This week, as part of the Autumn Statement, the Chancellor, George Osborne, released details of the outcome of the Government's review of the Private Finance Initiative and announced its successor, PF2. This article will highlight some of the key changes and compare PF2 to the approach taken in Scotland under the Non-Profit Distributing Model ("NPD").
PF2 – the future of Private Finance in England and Wales
The documentation issued by HM Treasury on 5 December to support the Chancellor's Autumn Statement included "A new approach to public private partnerships" which set out central Government's approach to PPP Projects going forward. HM Treasury also produced "Standardisation of PF2 Contracts" which will ultimately replace Standardisation of PFI Contracts Version 4 as the standard text for preparing contracts that utilise revenue based finance in England and Wales.
Some of the most notable changes to the model are as follows:
Investment of public sector equity in the project company – this is one of the key changes to the model. Under PF2, the public sector will invest equity in a project as a minority shareholder on the same terms as the private sector. PF2 envisages that the level of equity will be 30 to 49% and that it will be invested by a central government unit (the "CGU") within HM Treasury rather than the sponsoring authority itself.
This is designed to ensure that the public sector receive a share of the upside in any project and is designed to combat public perception that the private sector make windfall gains in PPP Projects. Equity participation does of course also mean that the public sector will share in the project risks as well as any potential upside.
Incentivisation to include long term equity participation in a Project from the outset. PF2 identifies that equity funding competitions are likely to be introduced to widen access to those types of entity that are likely to be interested in long term equity. The report suggests that this is likely to be done at preferred bidder stage, prior to financial close, when documentation is advanced to minimise cost.
Inclusion of mechanisms to limit the ability of the private sector to generate excessive profits on secondary market equity sales through inclusion of the current refinancing gain share provisions, as well as other mechanisms to reduce excessive profits such as the sharing of unutilised sums in the lifecycle fund which seeks to ensure that surpluses are aggregated and shared equally between the public and private sector at the end of the contract term.
A commitment to reducing the tendering phase of proposed PF2 projects to 18 months or less. This is likely to be welcomed by the private sector, who often criticise the competitive dialogue model due to long procurement timescales that lead to excessive costs.

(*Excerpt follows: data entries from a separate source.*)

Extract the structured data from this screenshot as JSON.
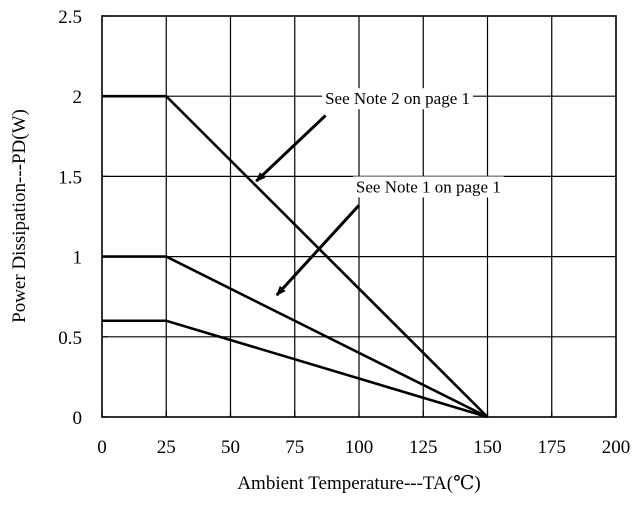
{
  "chart_data": {
    "type": "line",
    "title": "",
    "xlabel": "Ambient Temperature---TA(℃)",
    "ylabel": "Power Dissipation---PD(W)",
    "xlim": [
      0,
      200
    ],
    "ylim": [
      0,
      2.5
    ],
    "grid": true,
    "x_ticks": [
      0,
      25,
      50,
      75,
      100,
      125,
      150,
      175,
      200
    ],
    "y_ticks": [
      0,
      0.5,
      1,
      1.5,
      2,
      2.5
    ],
    "x_tick_labels": [
      "0",
      "25",
      "50",
      "75",
      "100",
      "125",
      "150",
      "175",
      "200"
    ],
    "y_tick_labels": [
      "0",
      "0.5",
      "1",
      "1.5",
      "2",
      "2.5"
    ],
    "series": [
      {
        "x": [
          0,
          25,
          150
        ],
        "y": [
          2.0,
          2.0,
          0
        ]
      },
      {
        "x": [
          0,
          25,
          150
        ],
        "y": [
          1.0,
          1.0,
          0
        ]
      },
      {
        "x": [
          0,
          25,
          150
        ],
        "y": [
          0.6,
          0.6,
          0
        ]
      }
    ],
    "annotations": [
      {
        "text": "See Note 2 on page 1",
        "text_x": 115,
        "text_y": 1.95,
        "arrow_from": [
          87,
          1.88
        ],
        "arrow_to": [
          60,
          1.47
        ]
      },
      {
        "text": "See Note 1 on page 1",
        "text_x": 127,
        "text_y": 1.4,
        "arrow_from": [
          100,
          1.32
        ],
        "arrow_to": [
          68,
          0.76
        ]
      }
    ]
  }
}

Removal of soft services such as catering and cleaning from the scope of services for the private sector and flexible service provision. PF2 envisages that soft services will be retained by the public sector which is designed to achieve better value for money. In terms of flexible scope, PF2 envisages that the public sector will be able to review a catalogue of minor works at the outset of the project and again on an annual basis to elect whether or not to carry out those works itself. Traditional PPP was criticised for a lack of flexibility and this is likely to be viewed positively within the public sector.
A number of reporting tools have been introduced such as disclosure of equity return information in order to tackle the public perception that PPP Projects have in the past lacked transparency.

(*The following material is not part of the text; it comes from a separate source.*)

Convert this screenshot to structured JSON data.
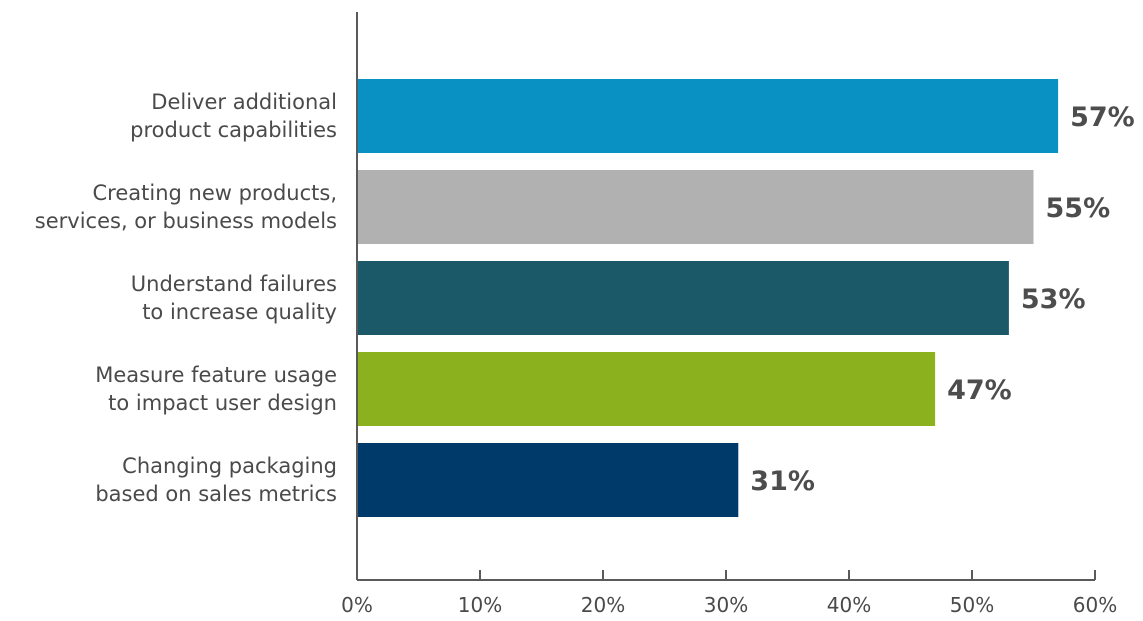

Retention of risks that are better placed to sit with the public sector such as general changes in law, utilities costs, off site contamination and insurance. This is intended to drive better value for money for the public sector.
NPD – the current Scottish model
The first wave of projects to be procured under Scotland's NPD model, are approaching financial close and the model shares many of the ideas and characteristics of PF2.
NPD project companies include a public interest director, who can trigger a refinancing. With PF2, the public sector would also have Board representation as it has an equity stake in the project company. NPD takes a very similar line to PF2 on the risks retained by the public sector such as utilities costs, insurance, and general changes in law requiring capital expenditure. Under NPD, soft services are also retained by the public sector.
The models do; however, take a different line in terms of equity returns. Whilst PF2 envisages public sector equity at project company level, NPD does not. The Scottish Government's hub model does include the possibility of equity participation from the public sector, but it is not mandatory for the public sector participants involved.
In addition, and perhaps the most notable difference, is that PF2 has not opted to cap the return to the private sector which the NPD and hub models do. Under NPD, distributions are prohibited and all surplus funds are returned to the public sector. Under PF2 distributions are allowed, and the public sector (at CGU level) would share in those distributions by virtue of its equity participation in the project.
The primary challenge for infrastructure projects across the whole of the UK remains securing the requisite funding. For those projects already in procurement in England and Wales, where the focus has typically been bank funding, there are some incentives available such as the UK Guarantee Scheme announced this summer. The focus of PF2 funding seems to have shifted, moving towards attracting and retaining long term funding from the capital markets.
What the English and Welsh market really needs now is a pipeline of projects. Only once that pipeline of projects emerges will we know which model the market, and funders, prefer. Scotland is slightly ahead of the game in terms of procurement timescales at the moment, but will the English and Welsh model ultimately prove more attractive – time will tell.